Is there an unseen economic consequence of immunization non-compliance or, as the WHO would say – vaccine hesitancy? The answer is yes.
According to a 2017 report from the Centers for Disease Control, the percentage of unvaccinated babies and toddlers in America has quadrupled since 2001. How many children does that represent? In 2015 the National Immunization Survey reported only 72.2 percent of children aged 19-35 months were fully vaccinated according to the CDC schedule. Almost 30 percent of America’s children, 3 out of every 10, were not receiving life-saving vaccines and in 2018 Arizona took the prize for having the most unvaccinated kindergarten children in our nation.
The anti-vax movement is obviously growing, despite the CDC estimates that among children born in the last 20 years, vaccinations prevented more than 21 million hospitalizations and 732,000 deaths. This statistic makes it clear, the anti-vax movement has become more than a public health issue. It’s an economic one of sizeable scale.
The American Academy of Pediatrics conducted a study on children born in 2009, to detect the economic impact of failure to properly immunize children against nine dangerous vaccine preventable diseases. What the study revealed was that routine childhood immunization would prevent approximately 42,000 early deaths and 20 million cases of disease in just that group of children.
Preventing 42,000 early deaths in American children born in 2009 – that number is staggering. There is no price to be associated with the precious life of a child. There is no way to measure the loss to a family or of the unfulfilled potential of every single baby born. Think about 20 million cases of disease in children. The potential losses for the sick child range from missed learning due to school absences to loss of hearing, sight, resulting disabilities, and sadly death.
The study examined the further economic impact of vaccinations. In the study group of only children born in 2009, compliance with the recommended vaccine schedule would represent $13.5 billion savings in costs for direct treatment and $68.8 billion in total cost to society.

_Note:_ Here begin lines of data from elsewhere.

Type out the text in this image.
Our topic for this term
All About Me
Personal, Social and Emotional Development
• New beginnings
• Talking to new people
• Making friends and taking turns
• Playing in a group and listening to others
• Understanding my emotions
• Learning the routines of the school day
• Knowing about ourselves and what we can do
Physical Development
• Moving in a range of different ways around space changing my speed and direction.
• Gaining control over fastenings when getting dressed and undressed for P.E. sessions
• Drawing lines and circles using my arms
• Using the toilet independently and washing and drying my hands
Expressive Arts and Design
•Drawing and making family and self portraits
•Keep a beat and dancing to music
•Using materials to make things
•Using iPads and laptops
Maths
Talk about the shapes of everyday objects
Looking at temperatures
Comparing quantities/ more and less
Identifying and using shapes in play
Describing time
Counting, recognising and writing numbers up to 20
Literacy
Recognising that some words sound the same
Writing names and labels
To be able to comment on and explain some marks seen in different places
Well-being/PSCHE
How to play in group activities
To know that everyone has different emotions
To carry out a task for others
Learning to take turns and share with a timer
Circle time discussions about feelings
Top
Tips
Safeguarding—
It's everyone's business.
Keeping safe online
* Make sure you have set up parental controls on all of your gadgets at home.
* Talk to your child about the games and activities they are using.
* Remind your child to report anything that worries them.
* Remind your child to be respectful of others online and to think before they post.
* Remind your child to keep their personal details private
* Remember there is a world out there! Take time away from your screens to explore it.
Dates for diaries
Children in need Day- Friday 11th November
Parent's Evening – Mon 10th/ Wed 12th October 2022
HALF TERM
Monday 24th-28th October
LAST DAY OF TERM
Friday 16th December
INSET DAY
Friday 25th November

The number of children entering Arizona schools missing vaccines, or completely unvaccinated, is growing with Maricopa County falling below the levels needed for herd immunity among kindergarten students in 2018. Logic tells us the economic impact will grow accordingly with the number of early deaths and cases of disease.
Colorado, which ranks 23rd in the nation compared to Arizona’s number one status in childhood vaccination rates, spent $55 million on vaccine-preventable diseases in 2017 according to a study released recently by the Children’s Hospital Colorado. The cost of the scientifically disproven anti-vax movement has reached the point of bringing serious community health concerns into the public dialogue, and the economic impact should not be ignored in those discussions.
The above statistics are based on today’s vaccination compliance rates. If things worsen exponentially, and they could, the values will become much larger, and in a short period of time.
Jim Rounds is President of Rounds Consulting Group.